Congratulations on this day of your graduation. I would be smiling if I were you. Please check, and ensure that you are smiling.

I hope that you have enjoyed your college years. If you have not enjoyed your college years, you are in a kind of trouble. You may end up never enjoy anything, if you keep on going like that. Be careful. Enjoy things.

Some of you are going on to more college years. Graduate school, they call it. I anticipate those years will be good too. I really can't emphasize enough just how much fun school is, for students.

The astute listener, perhaps not going on to graduate school, and likewise the graduate of graduate school a few years hence, will note that all this enthusiasm about your past does not bode particularly well for your future. Well, well...

Do you have to go to college? Is it really necessary, in this modern world of blah blah blah? Well, I know my audience here today, so let's just say yes. Unequivocally yes, yes, yes. Good job.

I've already mentioned the prime reason that you have to go to college, which is that it is just so much darn fun. All the rich people go to college, don't they, and I am convinced a person with that kind of money is unlikely to do anything they really don't want to.

So good work! For the very reasonable price of eighteen thousand, four hundred and seventy-two dollars per term, you have spent four years in an absolutely fantastic amusement park, filled with chemistry labs and libraries and lecture halls and bars.

Some of you have managed to stay even more than four years, getting the same sort of degree that your over-eager peers clawed to in four. Five years! Six years! You are the really smart ones. Kudos.

There is another reason you have to go to college, which is this: Now, whenever anybody asks you where you went to college, you can honestly use the fine name of Bernard Dailey University, instead of mumbling something about independent study and life experiences and other such nonsense. And that answer, which you now have access to, makes you quite a lot more likely to receive the job being offered by that person asking the question, or to later sleep with that person, or both. And that is something. Welcome to the club!

So far I have built you up, telling you how smart you are, getting you smiling. Now here is the lesson for the day.

Did I learn it in college? No. I learned it after I graduated.

I learned it after I graduated, when I went out into the world and I expected to find adults out there.

Here is what I learned: there are no adults out there.

Sorry.

Maybe because I grew up around mostly intelligent, responsible people, I developed a typically childish idea of the world as divided into children and adults.

Some of you, because of the characteristics of your environment, have always known that everybody is a child.

Sorry.

My childish idea went like this: Some children are nasty and stupid and mean. Sure they are, but then they grow up and become adults, who can be relied upon to do the right thing - or at least to be reasonable.

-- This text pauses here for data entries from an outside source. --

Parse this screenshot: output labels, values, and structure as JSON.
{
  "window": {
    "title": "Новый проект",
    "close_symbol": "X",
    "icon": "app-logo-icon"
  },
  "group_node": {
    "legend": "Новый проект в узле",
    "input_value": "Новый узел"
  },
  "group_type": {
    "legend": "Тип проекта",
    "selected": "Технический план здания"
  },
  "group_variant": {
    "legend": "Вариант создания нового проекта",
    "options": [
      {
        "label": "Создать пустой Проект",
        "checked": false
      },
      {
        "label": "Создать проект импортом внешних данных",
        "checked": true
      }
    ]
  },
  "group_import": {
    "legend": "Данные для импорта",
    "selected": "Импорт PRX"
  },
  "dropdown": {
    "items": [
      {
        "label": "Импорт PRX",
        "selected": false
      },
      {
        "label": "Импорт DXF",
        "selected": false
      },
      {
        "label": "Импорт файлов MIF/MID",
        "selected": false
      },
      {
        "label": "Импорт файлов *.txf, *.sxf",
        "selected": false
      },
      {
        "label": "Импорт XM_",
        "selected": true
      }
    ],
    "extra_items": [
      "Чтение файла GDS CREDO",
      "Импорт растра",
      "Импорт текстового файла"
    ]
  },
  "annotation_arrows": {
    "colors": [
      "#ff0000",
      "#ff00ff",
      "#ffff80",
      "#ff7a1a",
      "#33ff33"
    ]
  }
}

But it doesn't happen. Nothing changes. If you go to work at a company, however big and respectable, do not expect that you will be working with adults. You will be working with children. And some of them will be good, which is nice for you, but some of them will be nasty and stupid and mean.

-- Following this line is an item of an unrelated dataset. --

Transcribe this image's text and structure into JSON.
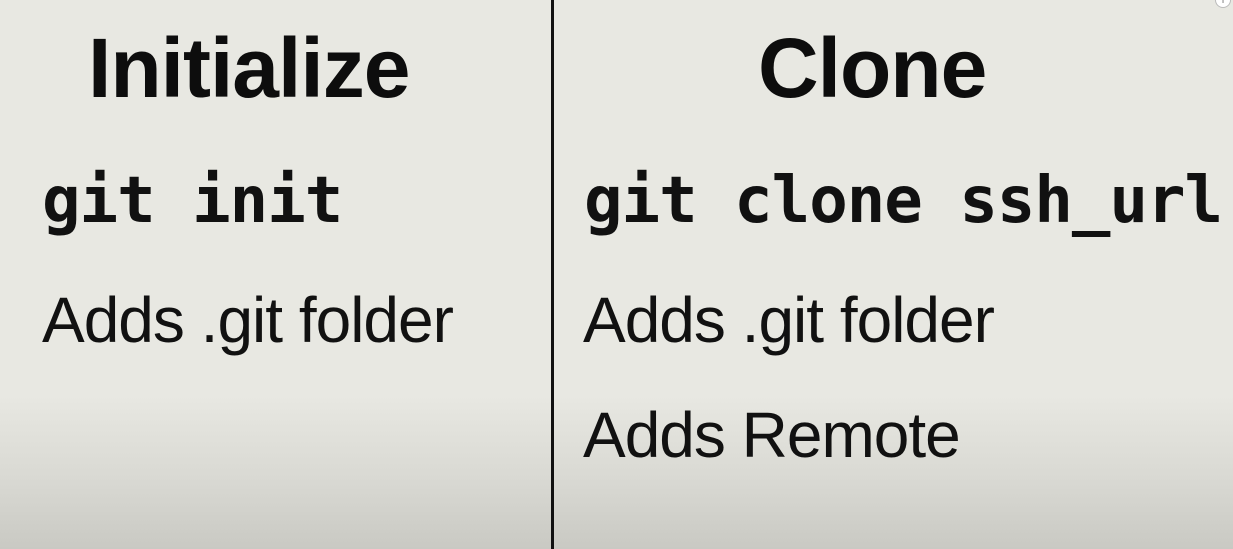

There is no metamorphosis of the human animal after which adulthood begins. We are surrounded by people that just kept getting older. Look at the person to your left. That person is twenty-two, probably. Can you believe, can you even fathom, that you are standing next to a person who was a twelve-year-old just ten years ago? Now that person can drive a truck!

Or could have, had they not gone and graduated college.

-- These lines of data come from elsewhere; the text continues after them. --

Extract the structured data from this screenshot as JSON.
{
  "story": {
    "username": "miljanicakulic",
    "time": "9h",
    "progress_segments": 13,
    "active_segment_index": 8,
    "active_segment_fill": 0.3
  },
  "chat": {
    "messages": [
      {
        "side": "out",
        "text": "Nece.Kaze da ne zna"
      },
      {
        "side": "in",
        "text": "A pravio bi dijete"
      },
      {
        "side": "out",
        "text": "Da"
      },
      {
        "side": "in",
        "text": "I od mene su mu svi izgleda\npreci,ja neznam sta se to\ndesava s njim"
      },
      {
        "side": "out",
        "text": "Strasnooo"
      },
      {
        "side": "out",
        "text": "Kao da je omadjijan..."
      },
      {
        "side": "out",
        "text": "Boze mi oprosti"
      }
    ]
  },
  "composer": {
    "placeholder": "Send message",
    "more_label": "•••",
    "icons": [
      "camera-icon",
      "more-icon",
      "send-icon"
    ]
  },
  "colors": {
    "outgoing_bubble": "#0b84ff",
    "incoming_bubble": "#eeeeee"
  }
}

So what is the point? I don't know how I'm supposed to know. I'm just a kid!

As far as I can tell, we'd all be just as well off committing suicide. I've been told that Kool-Aid will do the trick, although I'm not sure how much of it you need to drink.

But also, I have a hard time convincing people of this suicide plan. As you can see, I haven't been able to convince myself.

And this experimental evidence gives me something which we may as well call hope. Nobody gives their child an ugly name on purpose, after all. So I hope you'll keep smiling. Why not? Today you get your official job and sex paper!

Now the sex I'll leave up to you, but as for the job... There are a lot of jobs out there that somebody is going to have to do. You can get money for these jobs. Money!

It's almost immoral not to do one of these essential, money-earning jobs. Irresponsible! There are companies doing important work, and that work has got to be done!

Listen kid. The whole economy will definitely collapse if everybody just follows their dreams. We need bodies at desks, and so on!

Listen kid. Screw everybody. You are not an adult, and you don't have to worry about waking up as one any given morning. There are no adults. I checked. If you follow politics at all then you already know what I'm talking about.

You've heard people tell you to do what you love. This is not new advice. If you try it, the worst that will happen is death, probably. Is that a risk you're willing to take?

Now is as good a time as any.

Congratulations. Nothing has changed.